I tried to reproduce by downloading latest eclipse-installer(https://www.eclipse.org/downloads/download.php?file=/oomph/epp/2020-09/R/eclipse-inst-jre-linux64.tar.gz)
Then when starting it it I choose Eclipse for Java developers:

And then I end up having my OS Java 11 selected:

@ViToni Do you manually select Java 8 here? Or maybe that’s the only JRE installed in your OS?

@rgra How is the included JRE of Eclipse installer involved in SonarLint installation? Is there a way to tell the eclipse-installer to get SonarLint directly?

Sorry for the possibly dumb questions, but I have to admit I’m not very familiar with oomph.

rgra · November 10, 2020, 12:55pm

@ViToni: Thanks for opening the bug

@Julien_HENRY.

The Java you select in the installer dialog is the one that is used to run the eclipse your are about to install.

The Problem is the JRE which is included in the installer, to run the installer itself.
If you klick on the upper right 3 lines and change to advanced mode it will ask you to provide a location to keep the installer permanently. Do this and then go to the folder and open the eclipse-inst.ini file. Look for the -vm Parameter to see which VM is used.

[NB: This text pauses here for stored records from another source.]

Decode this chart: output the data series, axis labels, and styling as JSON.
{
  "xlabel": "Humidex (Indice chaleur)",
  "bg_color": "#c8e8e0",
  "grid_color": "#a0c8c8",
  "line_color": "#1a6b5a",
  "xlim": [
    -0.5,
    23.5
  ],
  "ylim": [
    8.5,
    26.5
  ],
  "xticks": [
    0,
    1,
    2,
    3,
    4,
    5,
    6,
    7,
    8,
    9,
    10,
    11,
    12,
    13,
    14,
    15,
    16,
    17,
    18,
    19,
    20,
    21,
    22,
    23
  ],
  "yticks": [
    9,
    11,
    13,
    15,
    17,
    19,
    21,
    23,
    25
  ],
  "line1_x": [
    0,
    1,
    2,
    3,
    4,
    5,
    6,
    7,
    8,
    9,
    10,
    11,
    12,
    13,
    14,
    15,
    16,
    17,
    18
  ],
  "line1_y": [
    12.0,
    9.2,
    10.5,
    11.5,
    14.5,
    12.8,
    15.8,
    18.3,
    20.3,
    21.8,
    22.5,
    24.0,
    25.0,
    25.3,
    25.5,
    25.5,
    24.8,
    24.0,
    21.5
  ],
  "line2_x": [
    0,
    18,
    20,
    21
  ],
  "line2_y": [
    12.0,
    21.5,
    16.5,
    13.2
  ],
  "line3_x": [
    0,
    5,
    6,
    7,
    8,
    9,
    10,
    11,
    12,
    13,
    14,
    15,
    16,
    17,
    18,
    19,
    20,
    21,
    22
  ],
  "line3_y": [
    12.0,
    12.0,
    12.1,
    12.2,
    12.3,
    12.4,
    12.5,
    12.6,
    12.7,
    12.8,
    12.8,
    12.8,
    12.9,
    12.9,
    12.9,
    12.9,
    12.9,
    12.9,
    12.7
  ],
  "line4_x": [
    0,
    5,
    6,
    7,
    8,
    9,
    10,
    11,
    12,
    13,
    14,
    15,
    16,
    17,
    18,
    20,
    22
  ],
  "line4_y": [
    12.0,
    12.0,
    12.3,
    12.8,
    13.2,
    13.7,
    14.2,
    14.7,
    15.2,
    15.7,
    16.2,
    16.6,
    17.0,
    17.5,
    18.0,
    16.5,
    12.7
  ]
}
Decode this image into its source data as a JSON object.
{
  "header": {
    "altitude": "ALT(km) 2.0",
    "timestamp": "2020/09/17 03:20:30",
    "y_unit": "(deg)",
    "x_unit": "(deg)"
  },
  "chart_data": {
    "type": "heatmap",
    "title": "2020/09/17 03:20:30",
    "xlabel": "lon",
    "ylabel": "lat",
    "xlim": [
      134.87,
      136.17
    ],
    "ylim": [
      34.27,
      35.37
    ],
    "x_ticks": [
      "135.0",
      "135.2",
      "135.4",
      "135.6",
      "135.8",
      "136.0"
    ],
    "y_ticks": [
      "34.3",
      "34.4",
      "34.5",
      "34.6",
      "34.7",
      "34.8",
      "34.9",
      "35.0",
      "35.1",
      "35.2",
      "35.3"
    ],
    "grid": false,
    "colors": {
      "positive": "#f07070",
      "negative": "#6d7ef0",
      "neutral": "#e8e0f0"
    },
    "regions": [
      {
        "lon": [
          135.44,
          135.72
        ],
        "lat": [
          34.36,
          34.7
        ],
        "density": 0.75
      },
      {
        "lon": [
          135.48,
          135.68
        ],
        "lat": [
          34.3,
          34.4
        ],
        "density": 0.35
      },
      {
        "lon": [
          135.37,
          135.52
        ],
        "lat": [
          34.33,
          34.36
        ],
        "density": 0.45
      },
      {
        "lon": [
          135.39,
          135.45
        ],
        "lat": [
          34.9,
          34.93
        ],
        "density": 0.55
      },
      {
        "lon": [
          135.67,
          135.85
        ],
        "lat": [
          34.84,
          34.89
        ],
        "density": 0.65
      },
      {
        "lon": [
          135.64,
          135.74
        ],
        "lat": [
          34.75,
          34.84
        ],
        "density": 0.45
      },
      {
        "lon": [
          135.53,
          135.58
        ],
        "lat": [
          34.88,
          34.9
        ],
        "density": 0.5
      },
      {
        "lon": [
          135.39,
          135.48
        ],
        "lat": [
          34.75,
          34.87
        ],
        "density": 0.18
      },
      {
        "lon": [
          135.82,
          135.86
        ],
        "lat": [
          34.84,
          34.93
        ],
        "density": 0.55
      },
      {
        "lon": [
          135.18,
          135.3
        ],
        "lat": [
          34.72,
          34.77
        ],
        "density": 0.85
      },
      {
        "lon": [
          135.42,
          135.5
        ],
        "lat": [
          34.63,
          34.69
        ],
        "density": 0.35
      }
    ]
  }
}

Please find a setup file here: Java.setup.

Download this file and if you are in advanced mode of the installer add the file with the green + to the User Products:

Click Next and don’t choose anything on the second page.
On the third page choose the install location and click Next.
On the fourth page a summary is displayed. Click Finish to start the install.

Julien_HENRY · November 10, 2020, 1:01pm

Thanks for the reproducer:

This will allow us to experiment if we can provide a workaround on our side.

ViToni · November 10, 2020, 1:22pm

@rgra You’re welcome

Thanks for explaining the problem and providing the reproducer. Nothing left for me

@Julien_HENRY Thanks for caring.

ViToni · November 24, 2020, 9:52am

Seems to have been fixed by https://bugs.eclipse.org/bugs/show_bug.cgi?id=567050

system · November 24, 2020, 9:52am

This topic was automatically closed 7 days after the last reply. New replies are no longer allowed.